Егерь псиоником не был и широты выбора не имел. Он честно вытерпел пять дней, а потом вывалил на Ральфа Валентиана все, что знал. В груде нужной и ненужной информации проскользнуло упоминание о “негативном эффекте Калассиана” – под этим названием скрывались результаты незавершенных исследований о предположительном влиянии норма-людей на быстрое старение псиоников. Ральф был достаточно умен, чтобы понять цену информации, и слишком потрясен, чтобы попытаться утаить ее от Стрижа. Сочетание двух факторов неожиданным образом предопределило некоторые события грядущего. Но это другая история.

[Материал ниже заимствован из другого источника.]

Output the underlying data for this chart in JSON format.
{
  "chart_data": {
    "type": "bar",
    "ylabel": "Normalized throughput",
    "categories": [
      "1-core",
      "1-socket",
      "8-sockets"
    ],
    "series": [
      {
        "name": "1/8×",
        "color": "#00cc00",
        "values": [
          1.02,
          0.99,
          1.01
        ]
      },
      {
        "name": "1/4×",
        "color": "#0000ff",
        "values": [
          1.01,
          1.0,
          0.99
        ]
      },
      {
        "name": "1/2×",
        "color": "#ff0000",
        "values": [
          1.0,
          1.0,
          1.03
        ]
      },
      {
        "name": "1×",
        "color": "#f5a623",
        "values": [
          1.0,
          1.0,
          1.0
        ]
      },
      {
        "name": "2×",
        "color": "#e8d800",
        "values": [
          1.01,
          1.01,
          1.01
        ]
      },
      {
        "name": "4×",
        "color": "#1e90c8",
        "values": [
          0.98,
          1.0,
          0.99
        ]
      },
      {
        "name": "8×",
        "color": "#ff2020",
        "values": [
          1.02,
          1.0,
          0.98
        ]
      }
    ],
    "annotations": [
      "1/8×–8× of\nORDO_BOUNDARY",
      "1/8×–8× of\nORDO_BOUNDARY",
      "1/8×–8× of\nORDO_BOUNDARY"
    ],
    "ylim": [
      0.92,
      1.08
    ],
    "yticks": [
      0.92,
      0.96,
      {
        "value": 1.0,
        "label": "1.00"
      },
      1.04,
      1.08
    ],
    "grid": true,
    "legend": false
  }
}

Помятый Ральфом Егерь мешал – новорожденное государство северо-востока еще не успело обзавестись тюрьмами, и советника попросту некуда было девать. Озлобленный Ральф охотно расстрелял бы наблюдателя лично, но не мог покинуть плетеное кресло, больше желающих взяться за казнь не находилось – каленусийские фермеры в массе своей еще сохраняли по отношению к Департаменту Обзора слабое подобие осторожного почтения. Очередным туманным утром Стриж отворил дверь превращенной в каталажку кладовой и вытащил заспанного советника наружу.
– Пошли.
Они ушли в мутный кисель белой дымки, космы тумана оплетали их до плеч. Стриж отвел Егеря далеко – почти до того самого места, где несчастный советник неделю назад сидел в засаде, подкарауливая самого Стрижа. Там и состоялся их последний разговор.
Егерь подергал связанными руками:
– Может, развяжете напоследок?
– Обойдетесь. Более разумное последнее желание есть?
– У меня забрали личные вещи – отдайте, они вам все равно не нужны.
– Это, что ли?
Стриж вытащил из собственного кармана женские, тонкого золота, очки с разбитыми стеклами и переложил их в карман мундира советника.